Wednesday, March 26, 2008

Can a woman change her mind?

from w
I was surprised to read the following article in today's Fijiradio news. Why did Tui Labasa change her mind? After a few of the military men visited her and convinced her it would be prudent?
Charter less debatable for Tui LabasaThursday, March 27, 2008

The proposed People’s Charter for Change and Progress has seemingly become a less contentious issue for the district of Labasa after the Marama Na Tui Labasa Adi Salanieta Tuilomaloma changed her mind. Two weeks ago the 77 year old chief refused to support the Charter deciding to back the opposing views of a majority of her clan leaders. But a visit from the military, with the specific purpose of clarifying the charter changed the chief’s perspective.

She also commented on changing views of her clan leaders. “Well I think they have seen the light and they will come in with us. Its so hard to get them to come in but this one case I think, not I think, they are seriously thinking of joining in. Q: So as Tui Labasa you support the proposed Charter? Yes I do very much for Bainimarama and for the good of all.”

Military officers are expected to visit other districts within the province to clarify the charter.
(added later: something also from the Labasa meeting)
Charter won’t replace Fiji’s Constitution
Thursday, March 27, 2008

Taken from / By: Fiji Broadcasting Corporation
The People Charter for Change and Progress will not replace Fiji’s Constitution says the Fiji Military Forces.

Captain Suliasi Gukimaleya of the army’s Civil Affairs Department explained this fact to clan leaders of Labasa who demanded to know if the proposed document would become the country’s supreme law.

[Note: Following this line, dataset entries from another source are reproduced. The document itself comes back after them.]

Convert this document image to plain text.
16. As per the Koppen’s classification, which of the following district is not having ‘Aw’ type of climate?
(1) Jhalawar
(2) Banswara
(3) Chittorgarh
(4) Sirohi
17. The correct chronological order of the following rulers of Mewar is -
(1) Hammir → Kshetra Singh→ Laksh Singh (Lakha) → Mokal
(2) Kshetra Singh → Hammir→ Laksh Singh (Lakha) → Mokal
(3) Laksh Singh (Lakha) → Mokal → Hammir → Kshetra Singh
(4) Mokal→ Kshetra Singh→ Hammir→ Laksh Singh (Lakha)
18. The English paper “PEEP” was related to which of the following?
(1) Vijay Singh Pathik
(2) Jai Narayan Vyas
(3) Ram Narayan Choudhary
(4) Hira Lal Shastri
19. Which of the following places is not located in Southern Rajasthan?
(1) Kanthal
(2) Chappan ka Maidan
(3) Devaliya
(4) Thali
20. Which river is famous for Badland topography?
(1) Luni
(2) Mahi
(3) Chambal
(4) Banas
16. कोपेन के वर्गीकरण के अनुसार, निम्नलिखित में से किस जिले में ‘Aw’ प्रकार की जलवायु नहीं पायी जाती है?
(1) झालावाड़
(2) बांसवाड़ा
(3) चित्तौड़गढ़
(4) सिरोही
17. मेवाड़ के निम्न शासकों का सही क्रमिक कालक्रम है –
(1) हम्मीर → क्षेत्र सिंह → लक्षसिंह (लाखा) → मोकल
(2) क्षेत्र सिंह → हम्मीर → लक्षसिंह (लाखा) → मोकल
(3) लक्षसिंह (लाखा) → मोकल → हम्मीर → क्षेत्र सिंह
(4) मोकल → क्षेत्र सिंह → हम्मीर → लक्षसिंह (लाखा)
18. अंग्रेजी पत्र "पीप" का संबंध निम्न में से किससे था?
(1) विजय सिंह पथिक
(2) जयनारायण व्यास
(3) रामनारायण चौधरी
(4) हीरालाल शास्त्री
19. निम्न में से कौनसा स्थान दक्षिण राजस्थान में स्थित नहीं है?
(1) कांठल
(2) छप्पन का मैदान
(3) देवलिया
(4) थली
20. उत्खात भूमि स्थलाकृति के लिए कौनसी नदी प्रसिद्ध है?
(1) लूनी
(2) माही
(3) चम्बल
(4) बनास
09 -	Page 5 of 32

Confused clan leaders strongly demanded answers from Captain Suliasi Gukimaleya and his team of soldiers who were part of the Bose Vanua of the district of Labasa on Tuesday.

“The question from district representative Ifereimi Rokomasa Talatu was ‘will the Charter abolish the Constitution?”

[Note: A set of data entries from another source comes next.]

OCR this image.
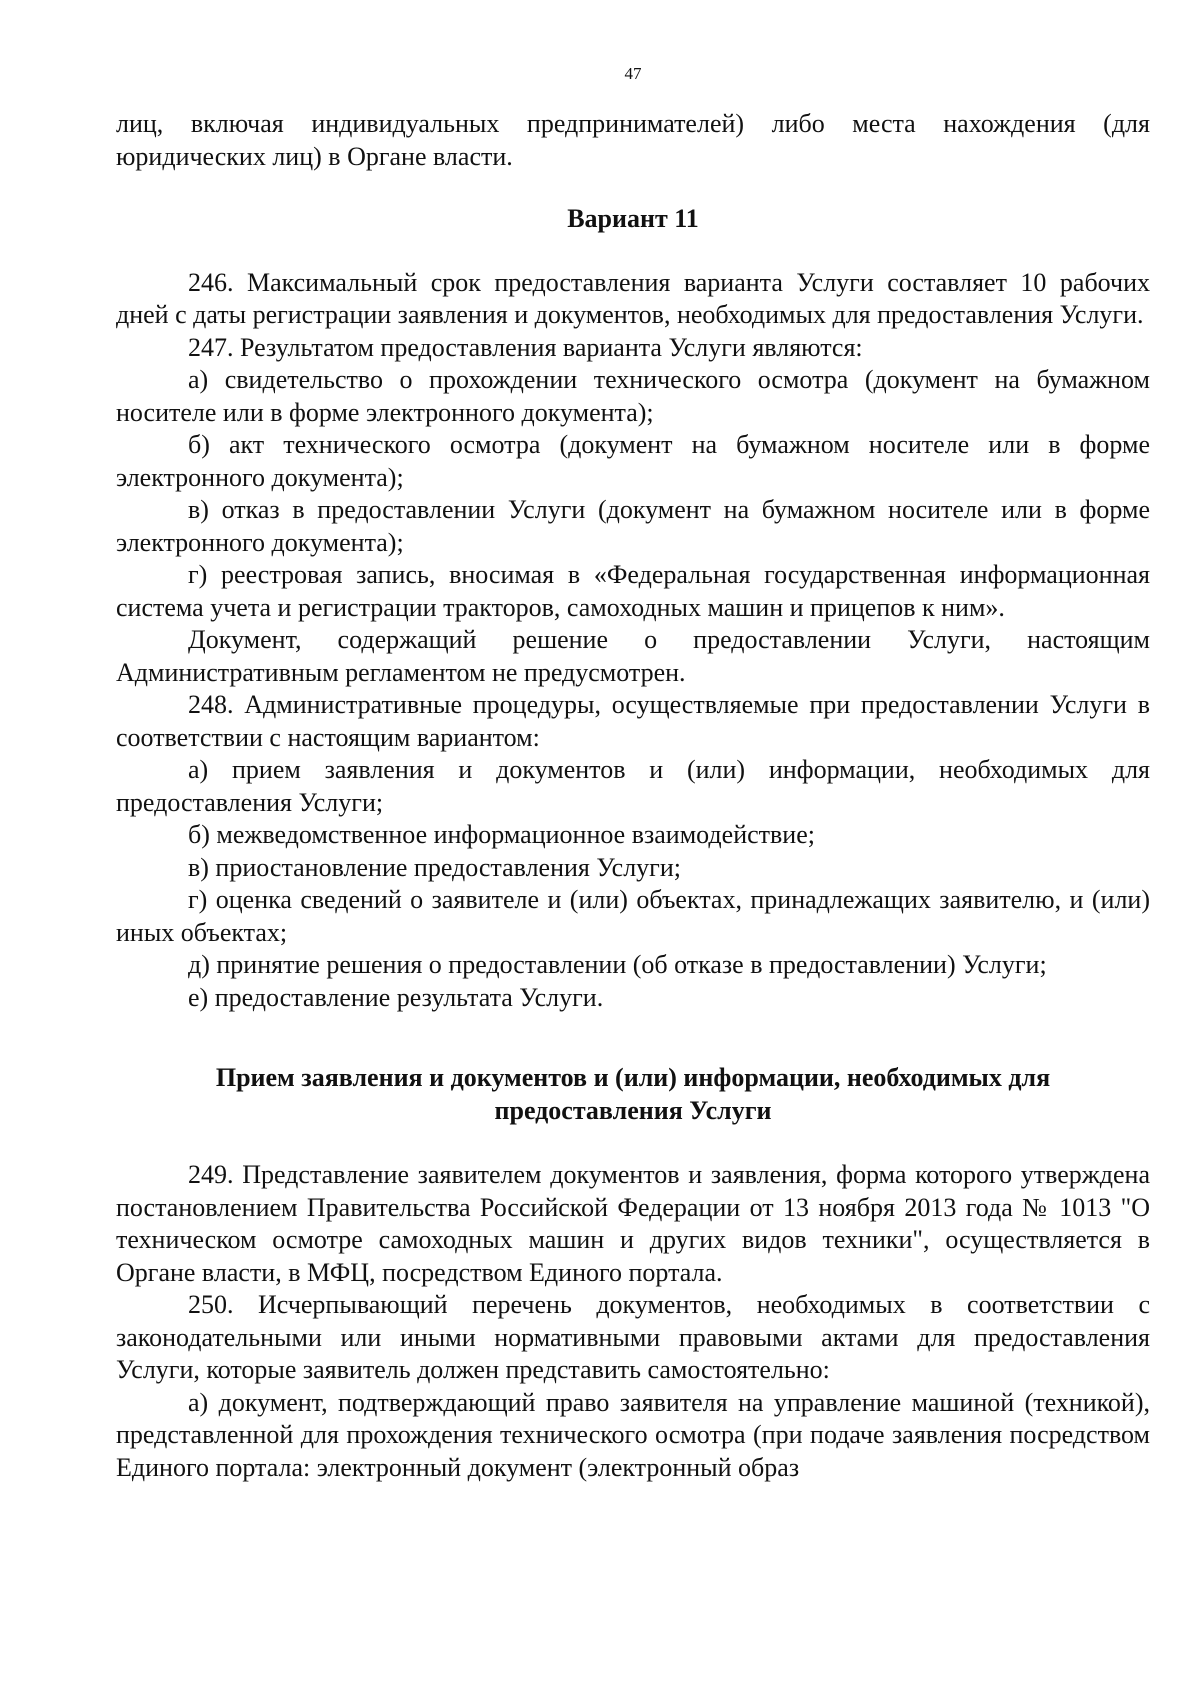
47

лиц, включая индивидуальных предпринимателей) либо места нахождения (для юридических лиц) в Органе власти.

Вариант 11

246. Максимальный срок предоставления варианта Услуги составляет 10 рабочих дней с даты регистрации заявления и документов, необходимых для предоставления Услуги.

247. Результатом предоставления варианта Услуги являются:

а) свидетельство о прохождении технического осмотра (документ на бумажном носителе или в форме электронного документа);

б) акт технического осмотра (документ на бумажном носителе или в форме электронного документа);

в) отказ в предоставлении Услуги (документ на бумажном носителе или в форме электронного документа);

г) реестровая запись, вносимая в «Федеральная государственная информационная система учета и регистрации тракторов, самоходных машин и прицепов к ним».

Документ, содержащий решение о предоставлении Услуги, настоящим Административным регламентом не предусмотрен.

248. Административные процедуры, осуществляемые при предоставлении Услуги в соответствии с настоящим вариантом:

а) прием заявления и документов и (или) информации, необходимых для предоставления Услуги;

б) межведомственное информационное взаимодействие;

в) приостановление предоставления Услуги;

г) оценка сведений о заявителе и (или) объектах, принадлежащих заявителю, и (или) иных объектах;

д) принятие решения о предоставлении (об отказе в предоставлении) Услуги;

е) предоставление результата Услуги.

Прием заявления и документов и (или) информации, необходимых для
предоставления Услуги

249. Представление заявителем документов и заявления, форма которого утверждена постановлением Правительства Российской Федерации от 13 ноября 2013 года № 1013 "О техническом осмотре самоходных машин и других видов техники", осуществляется в Органе власти, в МФЦ, посредством Единого портала.

250. Исчерпывающий перечень документов, необходимых в соответствии с законодательными или иными нормативными правовыми актами для предоставления Услуги, которые заявитель должен представить самостоятельно:

а) документ, подтверждающий право заявителя на управление машиной (техникой), представленной для прохождения технического осмотра (при подаче заявления посредством Единого портала: электронный документ (электронный образ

The answer from Captain Gukimaleya was ‘No it won’t! It will be inserted into the Constitution.

Captain Gukimaleya settled concerns about the viability of the Constitution when he said the Charter would be inserted in Chapter Two or the Compact Section of the Supreme Law, which will provide a guide for governments to come.

Further questions from the floor were related to the monitoring of the implementation of the charter’s goals.

Captain Gukimaleya explained the Charter was the military’s exit strategy in that after the Charter becomes part of the Constitution, the military will return to camp and won’t monitor the charter any more.

He says monitoring future government’s implementation of the vision of the charter would be the role of the National Council for Building a Better Fiji.